Himmelreich Piece on Global Justice of AI Infrastructure Published in Cairo Review of Global Affairs
June 20, 2025
The Cairo Review of Global Affairs
“Silicon Borders: The Global Justice of AI Infrastructure,” written by Johannes Himmelreich, associate professor of public administration and international affairs, was published in the Cairo Review of Global Affairs. Following is an excerpt:
Silicon borders are an emerging challenge for global justice. AI infrastructure risks becoming monopolized. This is a problem of global justice on three grounds: Silicon borders tilt the playing field, are coercive, and ignore resource dependencies.
The solution is not a demand for unrestricted access. Even if the “balance” metaphor is problematic, concerns of national security can’t be entirely dismissed. What can be done?

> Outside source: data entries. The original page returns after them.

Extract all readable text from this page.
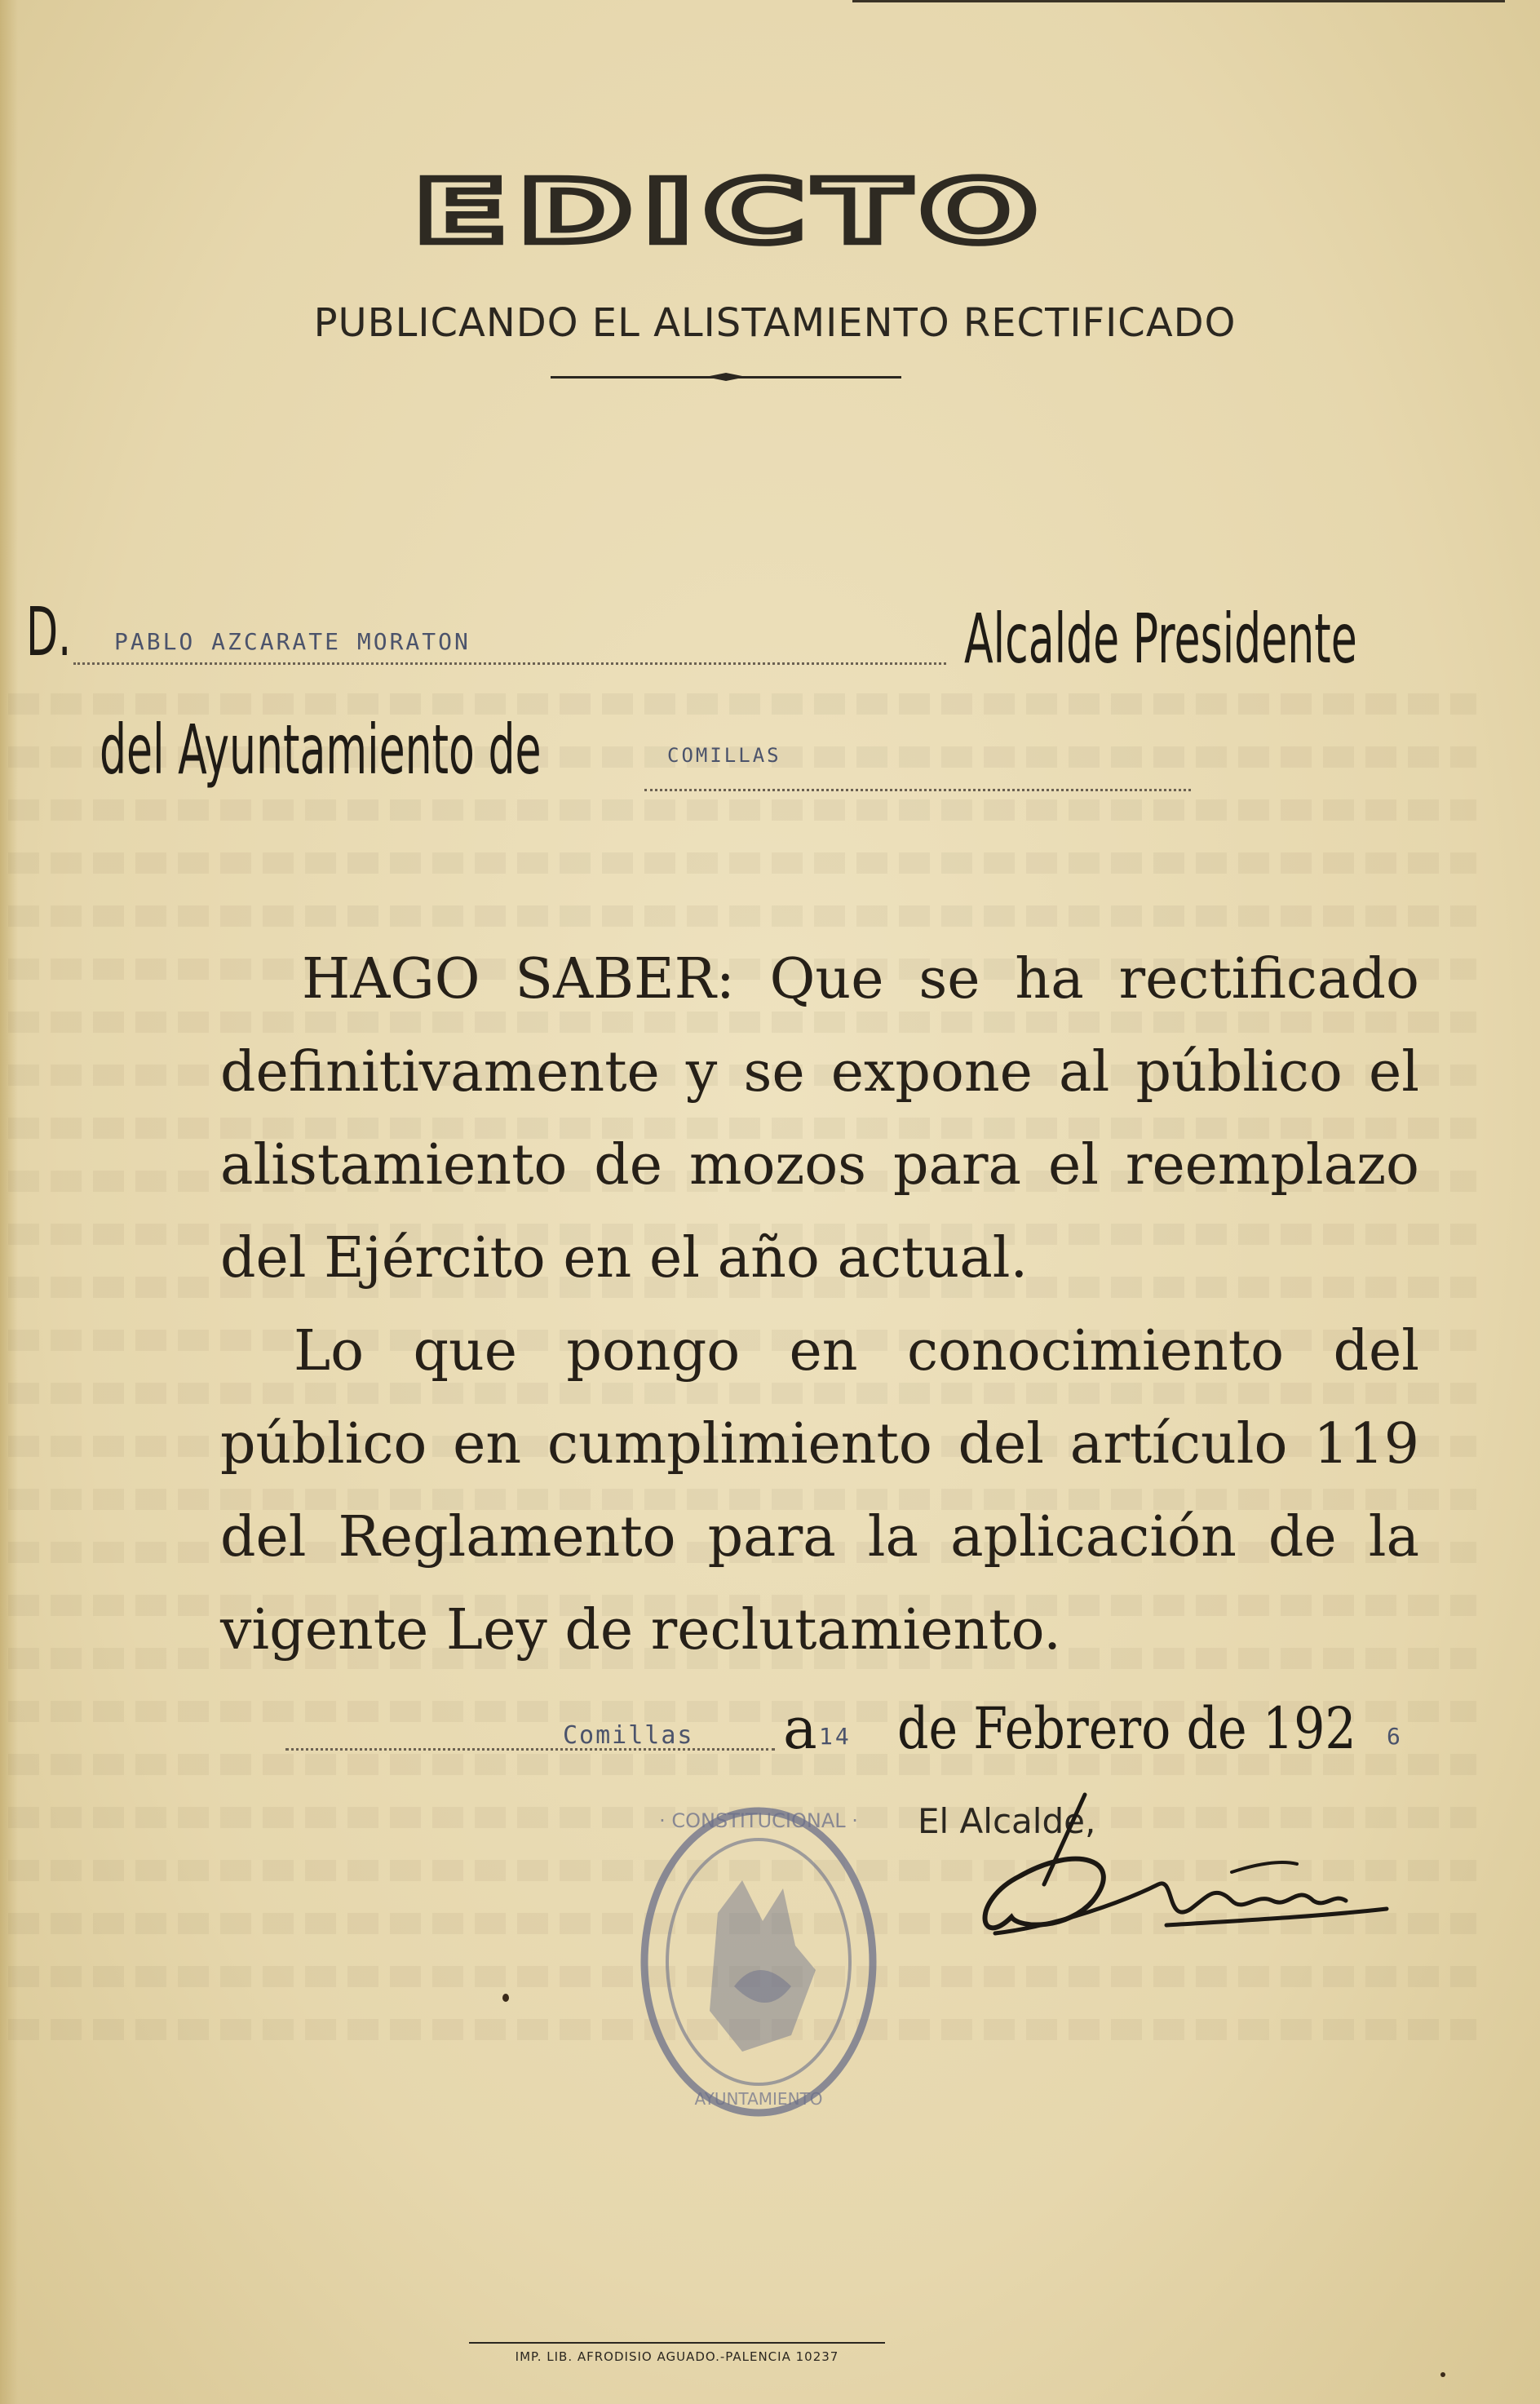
EDICTO
PUBLICANDO EL ALISTAMIENTO RECTIFICADO
D. PABLO AZCARATE MORATON	Alcalde Presidente
del Ayuntamiento de	COMILLAS

HAGO SABER: Que se ha rectificado definitivamente y se expone al público el alistamiento de mozos para el reemplazo del Ejército en el año actual.

Lo que pongo en conocimiento del público en cumplimiento del artículo 119 del Reglamento para la aplicación de la vigente Ley de reclutamiento.

Comillas a 14 de Febrero de 192 6
El Alcalde,
· CONSTITUCIONAL ·
AYUNTAMIENTO
IMP. LIB. AFRODISIO AGUADO.-PALENCIA 10237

First, dominant powers should exercise restraint in the scope of export controls, limiting restrictions to truly strategic technologies. The empirical assumptions that underwrite the chokepoint strategy need to be validated. Do these policies achieve their goals? The strategy itself needs to be audited: Is the policy really driven by a concern for national security? Or is economic protectionism the real goal?

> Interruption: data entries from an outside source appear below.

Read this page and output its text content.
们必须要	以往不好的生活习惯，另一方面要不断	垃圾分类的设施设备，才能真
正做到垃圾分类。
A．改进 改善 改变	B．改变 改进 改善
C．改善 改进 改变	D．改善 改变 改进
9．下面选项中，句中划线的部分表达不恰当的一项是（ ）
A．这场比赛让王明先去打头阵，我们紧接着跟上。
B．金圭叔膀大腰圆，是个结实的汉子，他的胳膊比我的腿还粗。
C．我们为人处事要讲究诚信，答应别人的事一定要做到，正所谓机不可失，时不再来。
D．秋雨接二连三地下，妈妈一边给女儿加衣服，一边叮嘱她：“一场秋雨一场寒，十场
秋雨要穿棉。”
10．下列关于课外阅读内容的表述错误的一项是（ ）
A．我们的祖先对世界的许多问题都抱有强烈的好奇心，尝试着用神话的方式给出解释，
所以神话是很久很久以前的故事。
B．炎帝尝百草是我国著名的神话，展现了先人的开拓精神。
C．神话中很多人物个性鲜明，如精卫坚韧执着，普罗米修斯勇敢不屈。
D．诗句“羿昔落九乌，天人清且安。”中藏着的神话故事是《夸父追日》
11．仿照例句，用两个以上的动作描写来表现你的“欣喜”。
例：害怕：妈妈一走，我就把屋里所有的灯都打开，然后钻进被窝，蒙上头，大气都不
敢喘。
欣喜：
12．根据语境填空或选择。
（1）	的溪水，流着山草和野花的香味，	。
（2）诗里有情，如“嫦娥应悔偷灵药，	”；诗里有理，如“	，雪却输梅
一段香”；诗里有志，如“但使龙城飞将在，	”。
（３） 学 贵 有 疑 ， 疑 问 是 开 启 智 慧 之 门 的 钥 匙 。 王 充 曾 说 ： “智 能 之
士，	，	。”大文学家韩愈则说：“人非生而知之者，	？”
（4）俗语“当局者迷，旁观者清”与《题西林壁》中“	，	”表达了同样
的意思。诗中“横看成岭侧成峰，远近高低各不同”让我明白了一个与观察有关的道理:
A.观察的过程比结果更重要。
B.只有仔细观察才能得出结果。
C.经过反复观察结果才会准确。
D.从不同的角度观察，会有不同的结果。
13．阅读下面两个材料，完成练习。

Second, regional cooperation offers a promising path forward, particularly for MENA countries. Pooling resources for shared research centers, joint procurement of AI infrastructure, and collaborative regulatory frameworks could create economies of scale that individual nations cannot achieve alone.
This regional approach moreover aligns with the institutionalists’ thesis: Despite the prominence of a global justice discourse, a society’s prosperity is primarily a function of domestic institutional quality. By extension, access to AI infrastructure is valuable primarily when countries have the institutional capacity to deploy it effectively, transparently, and for public benefit. The most successful responses to silicon borders will hence come from countries that combine advocacy for fairer global access with liberal domestic governance. This requires not just investment in technology but in an educational, legal, and economic ecosystem.